As deaths mount in Mexico, the need to quickly dispose of corpses has apparently led to a black market in death certificates. Mexico reported 625 newly confirmed COVID-19 deaths Friday, down from a peak of 1,092 on Wednesday and 816 on Thursday. The country now regularly adds more than 4,000 confirmed infections each day, and the cumulative case total stands at over 110,000, though officials acknowledge the real number is many times higher.
In describing the investigation, Mexico City Mayor Claudia Sheinbaum alleged the doctors “were involved in charging for these services,” despite the fact that death certificates are supposed to be free but the process to obtain them can sometimes be lengthy and bureaucratic.
“They sold these certificates when they should not have,” Sheinbaum said.
The scheme purportedly involved at least one city government employee and around 10 doctors, none of whom were city hospital employees, the mayor said.
There are also indications the doctors may have signed off causes of death other than COVID-19 for bodies they had never seen or examined, though the reasons were unclear, officials said.

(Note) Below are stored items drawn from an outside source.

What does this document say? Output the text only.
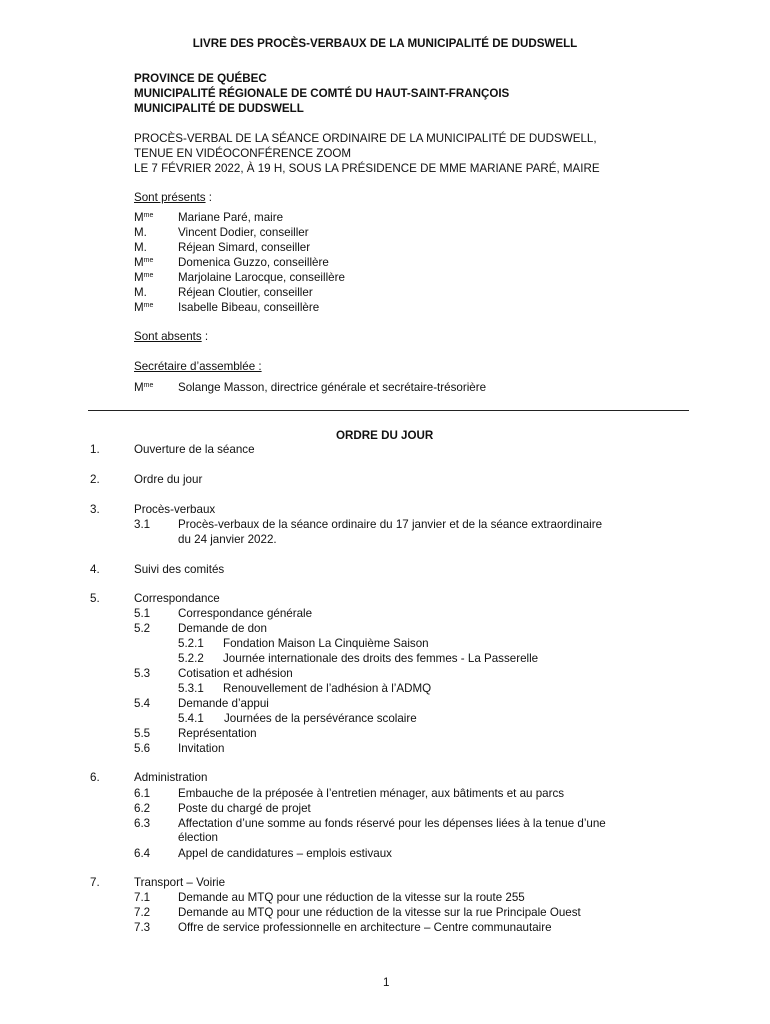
LIVRE DES PROCÈS-VERBAUX DE LA MUNICIPALITÉ DE DUDSWELL
PROVINCE DE QUÉBEC
MUNICIPALITÉ RÉGIONALE DE COMTÉ DU HAUT-SAINT-FRANÇOIS
MUNICIPALITÉ DE DUDSWELL
PROCÈS-VERBAL DE LA SÉANCE ORDINAIRE DE LA MUNICIPALITÉ DE DUDSWELL,
TENUE EN VIDÉOCONFÉRENCE ZOOM
LE 7 FÉVRIER 2022, À 19 H, SOUS LA PRÉSIDENCE DE MME MARIANE PARÉ, MAIRE
Sont présents :
$M^{me}$ Mariane Paré, maire
M.	Vincent Dodier, conseiller
M.	Réjean Simard, conseiller
$M^{me}$ Domenica Guzzo, conseillère
$M^{me}$ Marjolaine Larocque, conseillère
M.	Réjean Cloutier, conseiller
$M^{me}$ Isabelle Bibeau, conseillère
Sont absents :
Secrétaire d’assemblée :
$M^{me}$ Solange Masson, directrice générale et secrétaire-trésorière
ORDRE DU JOUR
1.	Ouverture de la séance
2.	Ordre du jour
3.	Procès-verbaux
3.1 Procès-verbaux de la séance ordinaire du 17 janvier et de la séance extraordinaire
du 24 janvier 2022.
4.	Suivi des comités
5.	Correspondance
5.1 Correspondance générale
5.2 Demande de don
5.2.1 Fondation Maison La Cinquième Saison
5.2.2 Journée internationale des droits des femmes - La Passerelle
5.3 Cotisation et adhésion
5.3.1 Renouvellement de l’adhésion à l’ADMQ
5.4 Demande d’appui
5.4.1 Journées de la persévérance scolaire
5.5 Représentation
5.6 Invitation
6.	Administration
6.1 Embauche de la préposée à l’entretien ménager, aux bâtiments et au parcs
6.2 Poste du chargé de projet
6.3 Affectation d’une somme au fonds réservé pour les dépenses liées à la tenue d’une
élection
6.4 Appel de candidatures – emplois estivaux
7.	Transport – Voirie
7.1 Demande au MTQ pour une réduction de la vitesse sur la route 255
7.2 Demande au MTQ pour une réduction de la vitesse sur la rue Principale Ouest
7.3 Offre de service professionnelle en architecture – Centre communautaire
1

But bodies had been piling up at hospitals in Mexico City as the pandemic worsened, and some relatives may have simply wanted to get their deceased family members released more quickly. In addition, bodies of people who died from COVID-19 have to be cremated or buried under stricter rules so some families may have paid for a false certificate to avoid that or the social stigma the virus carries.
No charges have been filed in the case.
It would not be the first scandal in Mexico involving businesses that have grown up around the pandemic.
In May, authorities found 3.5 tons of hospital waste illegally dumped in the woods on the outskirts of Mexico City. Officials also discovered 6,000 cubic yards (meters) of medical waste piled ceiling high at a warehouse in Puebla state.
Teetering piles of discarded coffins, meanwhile, have piled up outside Mexico City’s overworked crematoriums. Specialized waste incinerators are over-taxed by the flood of disposed protective equipment and infectious tissue being generated amid the pandemic.
Mexico is plagued by widespread problems with unregulated firms in both the waste disposal and funeral industries. According to the Senate, 60% of funeral agencies in Mexico are either unregistered or not fully registered.